祥云冷静判断,仔细观察,若硬要将他拉开的话,到时先死的一定是他。
“医生说我不能受刺激。”李祥云慢慢穿上外套。
凌琳陷在赵世晔怀里哀求:“祥云,我求求你。”
李祥云穿好外套,看着赵世晔的眼神忽然变得利如刀刃。“有话好好谈,伤了她半根寒毛我唯你是问。”
“多谢。”赵世晔不示弱的回视他,心里第一次嫉妒李祥云,同时也为琳庆幸她有这位异姓兄长。
“李祥云——”凌琳叫的愈大声,李祥云走的愈快。“李祥云你还算是我的好朋友吗?气死我了!,你这只猪、猪、猪——”
凌琳大骂李祥云,又抡拳拼命捶赵世晔的胸膛,赵世晔默默忍受,害她打到手痛还兼气喘,到后来骂谁打谁都不知道了。
凌琳停下来喘气,赵世晔趁机温柔的将她圈住。轻柔的拥抱虽然短暂,但属于世晔独有的阳刚气味仍吸入她的心肺,教她眷恋。她该断了这份眷恋,她要心如止水。
但可恶!她就是断不了这份眷恋,也无法心如止水,所以才这么生自己的气。
凌琳抬起眼看他,这让赵世晔心里燃起一丝希望,但是琳像看陌生人一样,甚至叫他:“赵先生,请放手。”
他恨这份生疏,赵世晔眉头愈皱愈紧,强壮的双臂忍不住将纤细的身形深锁进怀里,但又怕太用力会将她揉碎。
“琳,我和陈伶没有任何关系。”
凌琳看着赵世晔,强装坚强的冷笑:“我看到你们没穿衣服在床上‘运动’,连媒体都有消息出来,这叫没有关系?拜托,你要是尊重我,就不会把我当傻子。”
凌琳语气坚定,用力挣开赵世晔的手,退开坐到窗台边。
赵世晔知道琳对他的误会很深,但是陈伶失踪了,就连他安全室派出的人都找不到她,不知是陈伶会躲还是他公司的人没用,总之他现在知道哑巴吃黄连是什么滋味了。
“琳,给我一点时间找陈伶,洗清我和她的关系。”
“不用了,以后我们不会再见面了。”凌琳断然的拒绝。
“琳,这件事我会解决,你不要任性了。”赵世晔上前不顾她的意愿,将她拉起来抱着她,手指固定住她的下巴,逼她看着他的眼睛。
“我最讲理。”凌琳用力把头转开。
“讲理就跟我回家。”赵世晔又将她的头转回来。
“我家在这里,这里没有陈伶睡过的床。”凌琳瞠大眼睛瞪他。一想到他和陈伶躺在那张床上,她就又呕又闷。一想到呕,真惨,胃酸就涌上胸口。
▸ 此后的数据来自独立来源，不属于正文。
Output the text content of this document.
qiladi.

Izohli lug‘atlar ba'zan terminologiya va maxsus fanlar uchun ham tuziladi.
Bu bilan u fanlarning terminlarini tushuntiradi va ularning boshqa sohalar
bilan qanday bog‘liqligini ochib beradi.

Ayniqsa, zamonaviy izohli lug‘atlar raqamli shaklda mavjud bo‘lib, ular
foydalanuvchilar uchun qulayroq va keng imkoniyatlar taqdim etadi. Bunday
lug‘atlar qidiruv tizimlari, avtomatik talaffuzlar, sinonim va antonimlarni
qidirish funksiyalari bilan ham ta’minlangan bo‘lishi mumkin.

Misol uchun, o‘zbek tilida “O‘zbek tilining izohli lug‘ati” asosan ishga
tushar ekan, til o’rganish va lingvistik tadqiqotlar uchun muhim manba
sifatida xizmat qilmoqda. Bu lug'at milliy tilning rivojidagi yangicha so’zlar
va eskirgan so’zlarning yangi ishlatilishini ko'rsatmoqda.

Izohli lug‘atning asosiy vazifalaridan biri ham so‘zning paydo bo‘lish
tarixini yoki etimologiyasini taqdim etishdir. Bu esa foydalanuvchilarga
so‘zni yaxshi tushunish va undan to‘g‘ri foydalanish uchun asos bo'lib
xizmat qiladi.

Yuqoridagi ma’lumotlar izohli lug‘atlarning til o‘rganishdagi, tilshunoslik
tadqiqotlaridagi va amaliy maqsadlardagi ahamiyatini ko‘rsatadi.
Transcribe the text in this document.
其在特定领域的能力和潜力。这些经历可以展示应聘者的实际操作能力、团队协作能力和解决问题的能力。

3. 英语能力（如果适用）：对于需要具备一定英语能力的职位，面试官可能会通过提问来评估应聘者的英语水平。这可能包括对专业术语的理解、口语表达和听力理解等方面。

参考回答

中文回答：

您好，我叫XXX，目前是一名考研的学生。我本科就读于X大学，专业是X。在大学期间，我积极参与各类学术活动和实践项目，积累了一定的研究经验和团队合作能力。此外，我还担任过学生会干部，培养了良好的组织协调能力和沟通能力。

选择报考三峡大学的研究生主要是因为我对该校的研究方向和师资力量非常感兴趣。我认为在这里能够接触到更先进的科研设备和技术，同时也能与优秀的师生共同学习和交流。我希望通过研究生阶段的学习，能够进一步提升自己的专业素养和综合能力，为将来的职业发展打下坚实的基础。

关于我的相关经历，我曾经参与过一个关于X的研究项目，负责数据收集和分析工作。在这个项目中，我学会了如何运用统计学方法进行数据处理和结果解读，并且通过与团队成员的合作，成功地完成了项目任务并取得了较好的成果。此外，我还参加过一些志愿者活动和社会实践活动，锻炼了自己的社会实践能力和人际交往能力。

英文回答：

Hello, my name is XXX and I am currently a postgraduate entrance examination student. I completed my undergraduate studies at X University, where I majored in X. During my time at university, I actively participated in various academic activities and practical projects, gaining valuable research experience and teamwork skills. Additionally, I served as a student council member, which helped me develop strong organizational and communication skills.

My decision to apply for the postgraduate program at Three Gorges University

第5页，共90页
凌琳紧闭了嘴,深深的吸口气压下胸口的气闷,硬把那没冲上喉咙的胃酸压回它原来该待的地方。要不是连日刺激不断,悲伤太多,让她体力透支连带胃口不好,她今天就不会这么柔弱,早跳起来和他吵了。
“那我搬来。”
“不欢迎!”
凌琳拒绝的太干脆,让赵世晔一对浓眉忍不住扬起,黑眸高傲的瞪着更加苍白的清丽脸庞,心却受到严重伤害。
不知道有没有人告诉过琳,他是很缺乏耐性的人。赵世晔陡地将她打横抱起,才几天工夫,琳就轻盈的没剩几两肉。赵世晔让她更靠向他的胸口。
“放我下来,不然我咬人了!”凌琳要胁道。她最气人家一味要控制她的行动。
她吊起眼睛往上瞧,见赵世晔嘴角上扬,对她露出可恶的笑容。琳被他打横抱着,手也被他抓着不能动,还敢说大话要咬人,赵世晔用哄小孩的口吻说:“乖乖不闹,我才放你下来。”
凌琳转动柔软的颈子,将脸埋进赵世晔强壮的胸膛,她刻意忽略世晔身上那股熟悉的汗水和麝香古龙水味,张口便轻咬着他鼓起的胸部。
“世晔。”凌琳菱型的小嘴轻柔的动着,她很有良心的再给他一次机会。
敏感的胸部吸收琳的热气和她贝齿的磨擦,赵世晔胀红脸喉咙干涩的说:“琳,忍一下,我们快点回家。”
她在警告,赵世晔竟然气死人的以为她在调情。好!凌琳心一横,合上牙不留情的给他咬下去。
“哇。”
一声雄性动物压抑的吼叫自赵世晔紧咬的齿缝间迸出。凌琳吓得赶快松口,赵世晔将恶女凌琳丢下地,凌琳赶快扶着他站稳,脸上露出获胜的笑容往后退。
“琳,你真的舍得咬我!”赵世晔瞪着他又爱又恨的脸孔,狼狈地用力揉着方才被琳狠咬过的地方。
“你那种痛不算什么。”凌琳得要忍着才能不笑。她指着自己的胸口:“这里的痛,连呼吸都会难受。因为我不是你最爱的,你有太多比我重要的东西,所以你感觉不出来。”
凌琳在赵世晔做出下一个行动前跑回她的房间,并且用力锁上门。
凌琳最后的真心话,让赵世晔心里受到莫大的震慑。
凌琳锁上门后,李祥云马上回到客厅,看着难得尴尬的赵世晔。
“我相信你的话。”赵世晔想要离开时,祥云才陡然开口。
“谢谢。”可惜他不是琳。赵世晔双手插进裤袋,咬牙看一眼紧闭的房门,它是不可能为他打开了。“告诉琳,我会再来。”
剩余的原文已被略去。